The core engine of the spider-lib web scraping framework.

This crate provides the fundamental components for building web scrapers, including the main Crawler, Scheduler, Spider trait, and other essential infrastructure for managing the crawling process.

§Overview

The spider-core crate implements the central orchestration layer of the web scraping framework. It manages the flow of requests and responses, coordinates concurrent operations, and provides the foundation for middleware and pipeline systems.

§Key Components

Crawler: The main orchestrator that manages the crawling process
Scheduler: Handles request queuing and duplicate detection
Spider: Trait defining the interface for custom scraping logic
CrawlerBuilder: Fluent API for configuring and building crawlers
Middleware: Interceptors for processing requests and responses
Pipeline: Processors for scraped items
Stats: Collection and reporting of crawl statistics

§Usage

Most users will interact with the components re-exported from this crate through the main spider-lib facade.
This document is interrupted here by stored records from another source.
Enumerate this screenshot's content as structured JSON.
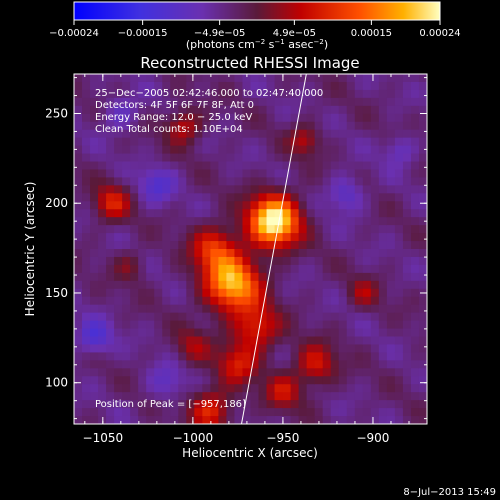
{
  "chart_data": {
    "type": "heatmap",
    "title": "Reconstructed RHESSI Image",
    "xlabel": "Heliocentric X (arcsec)",
    "ylabel": "Heliocentric Y (arcsec)",
    "xlim": [
      -1066,
      -870
    ],
    "ylim": [
      77,
      272
    ],
    "xticks": [
      -1050,
      -1000,
      -950,
      -900
    ],
    "xtick_labels": [
      "−1050",
      "−1000",
      "−950",
      "−900"
    ],
    "yticks": [
      100,
      150,
      200,
      250
    ],
    "ytick_labels": [
      "100",
      "150",
      "200",
      "250"
    ],
    "colorbar": {
      "min": -0.00024,
      "max": 0.00024,
      "ticks": [
        -0.00024,
        -0.00015,
        -4.9e-05,
        4.9e-05,
        0.00015,
        0.00024
      ],
      "tick_labels": [
        "−0.00024",
        "−0.00015",
        "−4.9e−05",
        "4.9e−05",
        "0.00015",
        "0.00024"
      ],
      "unit_prefix": "(photons cm",
      "unit_sup1": "−2",
      "unit_mid": " s",
      "unit_sup2": "−1",
      "unit_mid2": " asec",
      "unit_sup3": "−2",
      "unit_suffix": ")"
    },
    "annotations": [
      "25−Dec−2005 02:42:46.000 to 02:47:40.000",
      "Detectors: 4F 5F 6F 7F 8F, Att 0",
      "Energy Range: 12.0 − 25.0 keV",
      "Clean     Total counts: 1.10E+04"
    ],
    "peak_label": "Position of Peak = [−957,186]",
    "limb_line": [
      [
        -973,
        77
      ],
      [
        -937,
        272
      ]
    ],
    "sources": [
      {
        "x": -955,
        "y": 190,
        "amp": 1.0,
        "sigma": 10
      },
      {
        "x": -978,
        "y": 155,
        "amp": 0.8,
        "sigma": 11
      },
      {
        "x": -988,
        "y": 175,
        "amp": 0.45,
        "sigma": 9
      },
      {
        "x": -965,
        "y": 130,
        "amp": 0.45,
        "sigma": 9
      },
      {
        "x": -975,
        "y": 110,
        "amp": 0.38,
        "sigma": 8
      },
      {
        "x": -990,
        "y": 85,
        "amp": 0.45,
        "sigma": 8
      },
      {
        "x": -1045,
        "y": 200,
        "amp": 0.4,
        "sigma": 7
      },
      {
        "x": -1005,
        "y": 243,
        "amp": 0.35,
        "sigma": 7
      },
      {
        "x": -932,
        "y": 110,
        "amp": 0.4,
        "sigma": 8
      },
      {
        "x": -950,
        "y": 95,
        "amp": 0.35,
        "sigma": 7
      },
      {
        "x": -938,
        "y": 235,
        "amp": 0.3,
        "sigma": 6
      },
      {
        "x": -905,
        "y": 150,
        "amp": 0.25,
        "sigma": 6
      },
      {
        "x": -1035,
        "y": 165,
        "amp": 0.2,
        "sigma": 6
      },
      {
        "x": -1000,
        "y": 120,
        "amp": 0.25,
        "sigma": 7
      }
    ],
    "negatives": [
      {
        "x": -1055,
        "y": 125,
        "amp": 0.3,
        "sigma": 7
      },
      {
        "x": -1020,
        "y": 210,
        "amp": 0.25,
        "sigma": 7
      },
      {
        "x": -915,
        "y": 205,
        "amp": 0.25,
        "sigma": 7
      },
      {
        "x": -1040,
        "y": 250,
        "amp": 0.2,
        "sigma": 7
      },
      {
        "x": -885,
        "y": 230,
        "amp": 0.2,
        "sigma": 6
      },
      {
        "x": -1015,
        "y": 100,
        "amp": 0.2,
        "sigma": 7
      }
    ]
  },
  "footer": {
    "date": "8−Jul−2013 15:49"
  }
}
However, this crate can be used independently for fine-grained control over the crawling process.

use spider_core::{Crawler, CrawlerBuilder, Spider, Scheduler};
use spider_util::{request::Request, response::Response, error::SpiderError};

#[derive(Default)]
struct MySpider;

#[spider_macro::scraped_item]
struct MyItem {
    title: String,
    url: String,
}

#[async_trait::async_trait]
impl Spider for MySpider {
    type Item = MyItem;

    fn start_urls(&self) -> Vec<&'static str> {
        vec!["https://example.com"]
    }

    async fn parse(&mut self, response: Response) -> Result<ParseOutput<Self::Item>, SpiderError> {
        // Custom parsing logic here
        todo!()
    }
}

async fn run_crawler() -> Result<(), SpiderError> {
    let crawler = CrawlerBuilder::new(MySpider).build().await?;
    crawler.start_crawl().await
}

Re-exports§

pub use builder::CrawlerBuilder;
pub use crawler::Crawler;
pub use scheduler::Scheduler;
pub use spider::Spider;
pub use tokio;

Modules§

builder: Builder Module
crawler: Crawler Module
prelude: A “prelude” for users of the spider-core crate.
scheduler: Scheduler Module
spider: Spider Module
state: Module for tracking the operational state of the crawler.
stats: Statistics Module

Structs§

DashMap: DashMap is an implementation of a concurrent associative array/hashmap in Rust.
ReqwestClientDownloader: Concrete implementation of Downloader using reqwest client

Traits§

Downloader: A trait for HTTP downloaders that can fetch web pages and apply middleware
SimpleHttpClient: A simple HTTP client trait for fetching web content.

Attribute Macros§

async_trait
scraped_item: A procedural macro to derive the ScrapedItem trait.